Uyghur Muslims in China have faced torture, detention, and sexual violence, according to the UN’s Sept. 1 report, which found that persecution against the religious minority may be considered “crimes against humanity.”

Despite this, Kazakhstan has not granted political asylum to Xinjiang refugees.

Thousands of Kazakhs have family ties to Xinjiang, and more than 200,000 Uyghurs live in Kazakhstan. While Kazakhstan was home to some of the first vocal critics who testified to China’s brutal repression of Uyghurs in 2017, human-rights advocates have considered Kazakhstan a “hostile place for Xinjiang victims.”

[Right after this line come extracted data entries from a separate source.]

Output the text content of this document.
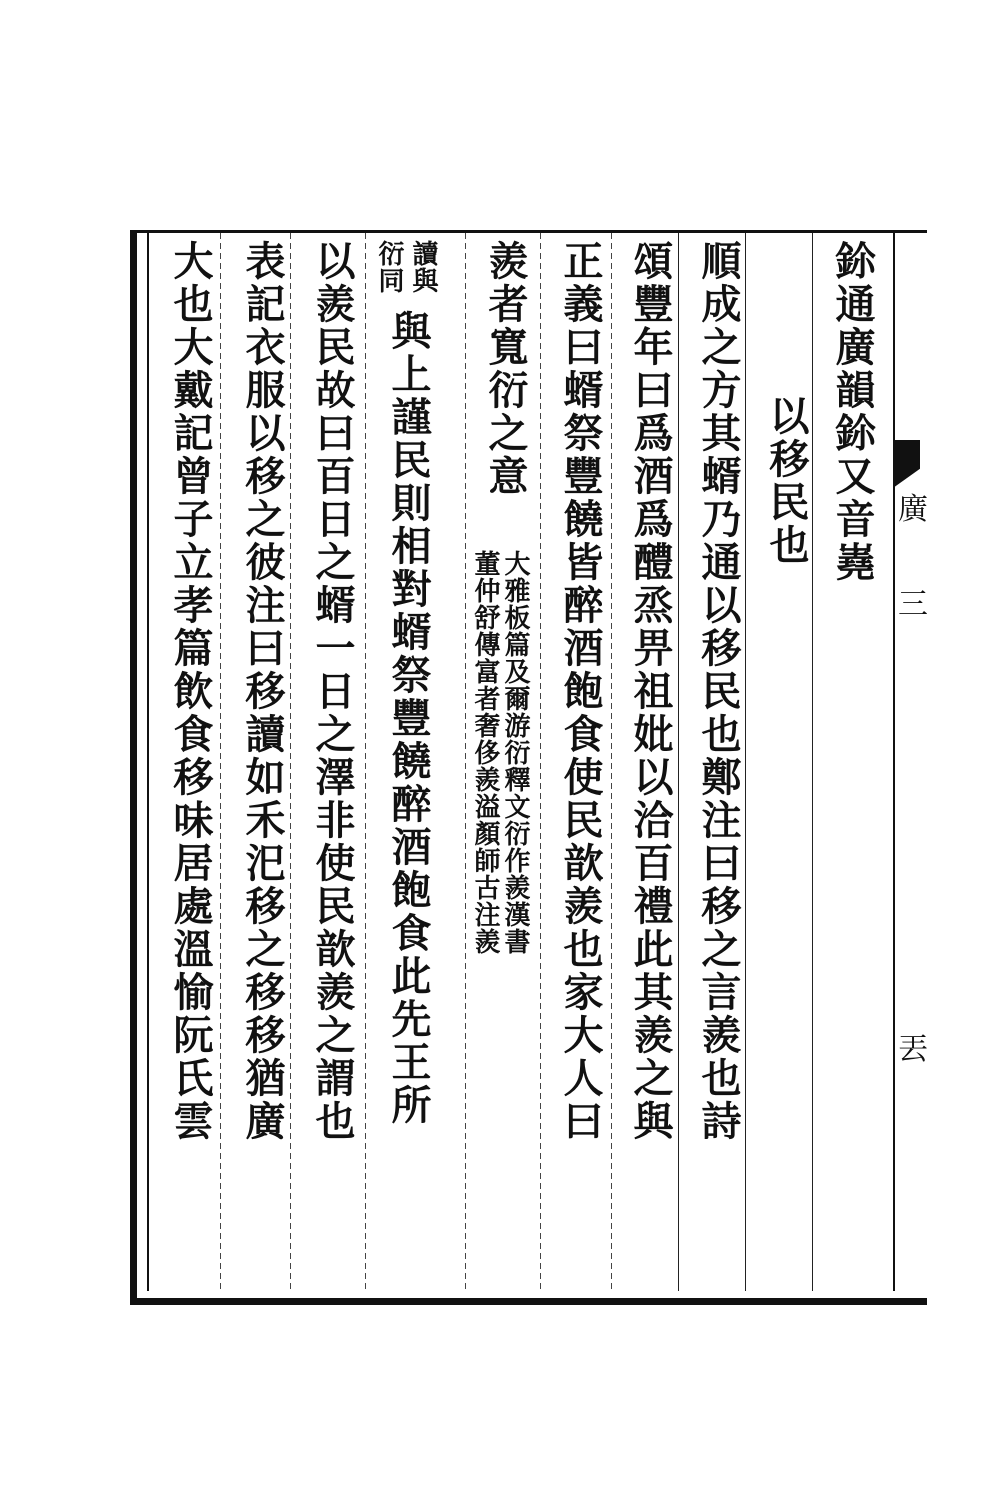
廣
三
丟
鉩通廣韻鉩又音嶤
以移民也
順成之方其蝑乃通以移民也鄭注曰移之言羨也詩
頌豐年曰爲酒爲醴烝畀祖妣以洽百禮此其羨之與
正義曰蝑祭豐饒皆醉酒飽食使民歆羨也家大人曰
羨者寬衍之意
大雅板篇及爾游衍釋文衍作羨漢書
董仲舒傳富者奢侈羨溢顏師古注羨
讀與
衍同
與上謹民則相對蝑祭豐饒醉酒飽食此先王所
以羨民故曰百日之蝑一日之澤非使民歆羨之謂也
表記衣服以移之彼注曰移讀如禾汜移之移移猶廣
大也大戴記曾子立孝篇飲食移味居處溫愉阮氏雲
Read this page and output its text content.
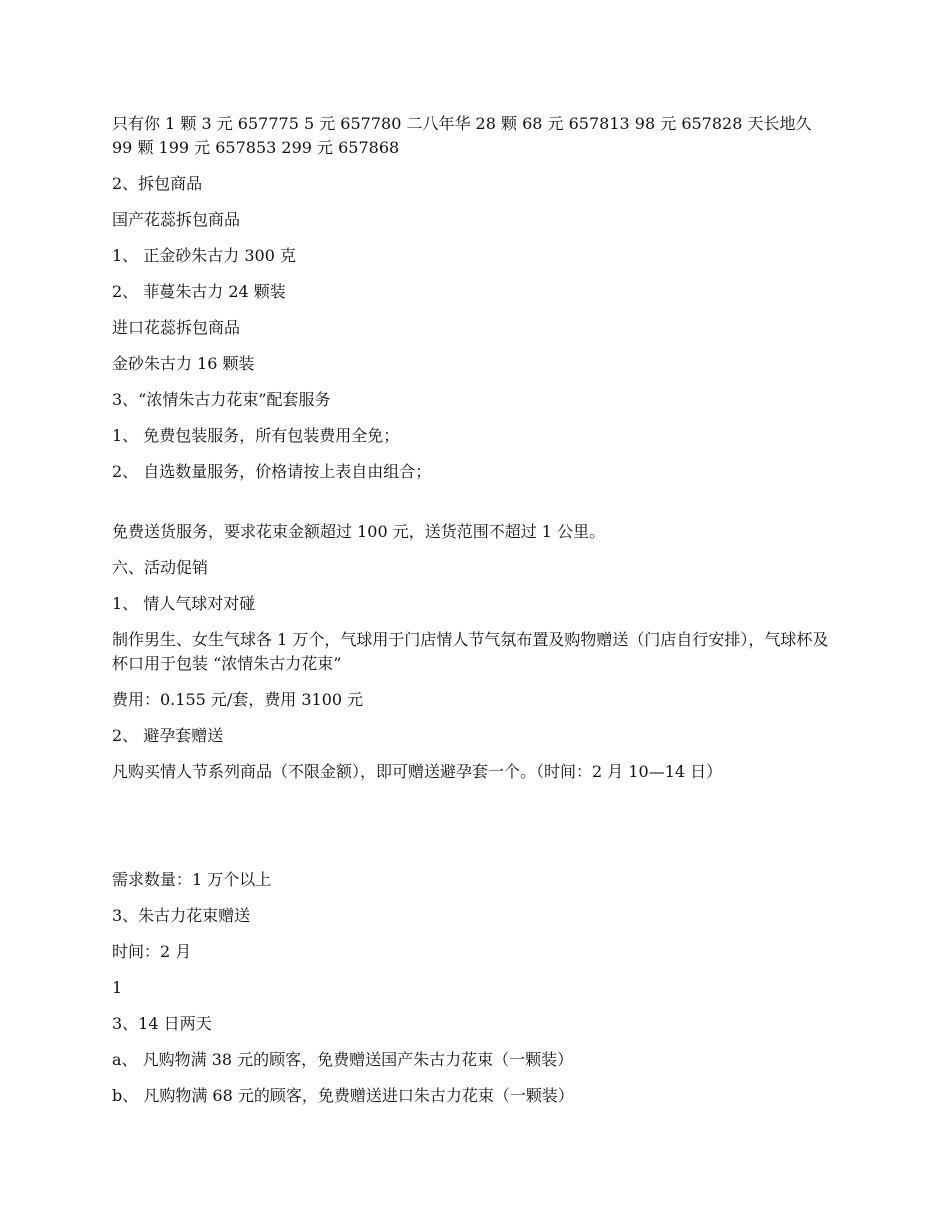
只有你 1 颗 3 元 657775 5 元 657780 二八年华 28 颗 68 元 657813 98 元 657828 天长地久 99 颗 199 元 657853 299 元 657868

2、拆包商品

国产花蕊拆包商品

1、 正金砂朱古力 300 克

2、 菲蔓朱古力 24 颗装

进口花蕊拆包商品

金砂朱古力 16 颗装

3、“浓情朱古力花束”配套服务

1、 免费包装服务，所有包装费用全免；

2、 自选数量服务，价格请按上表自由组合；

免费送货服务，要求花束金额超过 100 元，送货范围不超过 1 公里。

六、活动促销

1、 情人气球对对碰

制作男生、女生气球各 1 万个，气球用于门店情人节气氛布置及购物赠送（门店自行安排），气球杯及杯口用于包装 “浓情朱古力花束”

费用：0.155 元/套，费用 3100 元

2、 避孕套赠送

凡购买情人节系列商品（不限金额），即可赠送避孕套一个。（时间：2 月 10—14 日）

需求数量：1 万个以上

3、朱古力花束赠送

时间：2 月

1

3、14 日两天

a、 凡购物满 38 元的顾客，免费赠送国产朱古力花束（一颗装）

b、 凡购物满 68 元的顾客，免费赠送进口朱古力花束（一颗装）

Last year Kazakhstan barred Gene Bunin, the founder of the Xinjiang Victims Database, from entering the county. The Chinese foreign ministry also thanked the government of Kazakhstan for its “understanding and support for China’s position” in Xinjiang in 2019.

During his visit to Nur-Sultan, Xi will meet with Kazakh President Kassym-Jomart Tokayev on Sept. 15, one day after Pope Francis’ audience at the presidential palace.

The Chinese leader is expected to go on to meet with Vladimir Putin in Uzbekistan later this week in Xi’s first trip outside of China since the start of the COVID-19 pandemic.